While both bands have thrilled audiences with zealous live performances, Wittig knows that antics and aggression alone don’t turn a band into a phenomenon. Those are only signifiers. He believes that making a connection with the audience will take a group further than stage gimmicks or a branded X factor. When you see Janeway or Wittig sweating it out through their music, you can believe they mean it.
“If a band is just going to play their music for an audience and not perform the hell out of it and try to connect with them, then you might as well just plug someone’s iPod into the venue’s PA and everyone can just sit and listen to it together.”
The Burning Peppermints have blazed a trail through up-close-and-personal venues, from breweries to alleyways, and their show has often boiled over from the stage into the crowd. Wittig and company may careen into the audience, wrap up dancers in their guitar cables, or blast the room with confetti. They make each show interactive, a musical ambush.
As they appear in larger venues, however, the Peppermints have sought new ways to get the lead out. “Suddenly you’re not on a floor having to make sure you don’t hit people with your guitar,” says Wittig, “and when you’re in that environment you have to find a new, more emotional than physical, way to add some danger and excitement to everything, which we’re very excited to do at Saturn this time.”
Both the Peppermints and St. Paul are alumni of Birmingham’s Secret Stages music festival. For one weekend each year, Secret Stages turns downtown’s loft district into a large-scale music crawl, introducing music lovers to the latest bands on the very edge of breaking out.

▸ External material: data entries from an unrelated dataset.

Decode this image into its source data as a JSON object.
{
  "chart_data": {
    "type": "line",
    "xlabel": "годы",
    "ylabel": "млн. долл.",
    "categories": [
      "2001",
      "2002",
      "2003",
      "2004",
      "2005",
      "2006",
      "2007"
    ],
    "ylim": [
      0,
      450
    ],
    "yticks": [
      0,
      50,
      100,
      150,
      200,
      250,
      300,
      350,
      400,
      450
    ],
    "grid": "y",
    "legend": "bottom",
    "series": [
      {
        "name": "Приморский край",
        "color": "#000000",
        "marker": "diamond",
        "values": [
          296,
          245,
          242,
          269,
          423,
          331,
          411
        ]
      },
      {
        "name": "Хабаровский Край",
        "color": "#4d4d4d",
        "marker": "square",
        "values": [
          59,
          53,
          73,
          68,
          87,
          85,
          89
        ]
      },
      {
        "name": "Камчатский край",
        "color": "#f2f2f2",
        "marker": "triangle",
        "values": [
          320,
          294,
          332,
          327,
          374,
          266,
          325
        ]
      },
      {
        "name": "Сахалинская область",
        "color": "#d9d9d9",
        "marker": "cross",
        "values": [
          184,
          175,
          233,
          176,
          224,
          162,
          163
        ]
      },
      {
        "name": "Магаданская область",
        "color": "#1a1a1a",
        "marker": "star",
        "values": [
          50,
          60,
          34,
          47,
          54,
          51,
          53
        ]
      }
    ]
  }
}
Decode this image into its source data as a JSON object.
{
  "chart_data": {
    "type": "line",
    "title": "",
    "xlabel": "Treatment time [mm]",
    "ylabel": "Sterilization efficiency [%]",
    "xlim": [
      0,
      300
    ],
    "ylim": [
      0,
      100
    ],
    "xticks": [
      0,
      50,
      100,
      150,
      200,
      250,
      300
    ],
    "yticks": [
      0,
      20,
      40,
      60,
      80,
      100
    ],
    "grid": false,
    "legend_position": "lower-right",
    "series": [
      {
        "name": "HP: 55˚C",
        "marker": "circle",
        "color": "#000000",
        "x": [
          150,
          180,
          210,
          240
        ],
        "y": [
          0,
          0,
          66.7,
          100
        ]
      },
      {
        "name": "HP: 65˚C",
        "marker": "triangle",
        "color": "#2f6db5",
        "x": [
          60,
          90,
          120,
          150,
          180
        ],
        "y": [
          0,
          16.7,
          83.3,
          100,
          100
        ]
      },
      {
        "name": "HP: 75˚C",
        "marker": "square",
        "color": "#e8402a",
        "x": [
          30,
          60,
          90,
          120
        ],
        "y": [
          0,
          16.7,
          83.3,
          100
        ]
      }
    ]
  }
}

The festival has been an invaluable resource for these burgeoning acts, exposing them to a wider audience than traditional gigging allows. “One problem with the overwhelming amount of great bands in Birmingham is that they exist in different sub-scenes in Birmingham, and if you don’t usually go to a certain venue, or you’re constantly going to a certain band’s shows, there are a lot of acts that you miss out on,” says Wittig. “Secret Stages is great because it’s the one time of year when everyone is on the same page and those lines of the ‘sub-scenes’ of Birmingham are gone.”
Events like Secret Stages can offer a tipping point for ambitious acts, but you have to start somewhere. If a band is in its early stages, that means playing on many stages: bar stages, farmers market stages, and taproom stages. “Playing out as much as possible when we were starting out was such an essential part of The Burning Peppermints’ doing well, I think,” says Wittig. “Going out to shows is on the short list of things to do in Birmingham.”
Since embarking on those early gigs, Wittig has watched the local scene grow to accommodate aspiring musicians. “I think that the overall positive tone in the music scene in Birmingham has made it easier for established artists to work together,” he says. “So many breweries and restaurants are doubling as music venues now because if they’re not having shows, people are gonna go where there are shows!”
As the interest in local music continues to escalate, even non-traditional venues are seeking to offer live entertainment. It’s a rising tide lifting all ships. “It’s great to see that live, original music is becoming more commonplace in the Magic City,” he says, “because for a long time even acoustic cover bands were given the cold shoulder for being too loud to have a conversation over.” Attitudes have changed for the better, and it’s hard to deny that Birmingham has become a vibrant music city.
What’s next for the Peppermints? They’re in the process of writing and recording their next album, Witch Mountain. They’re also working with Marcus Turner and Dez Wilson for a video to accompany their crowd-pleasing barn-burner, “Ned Schneeblee.”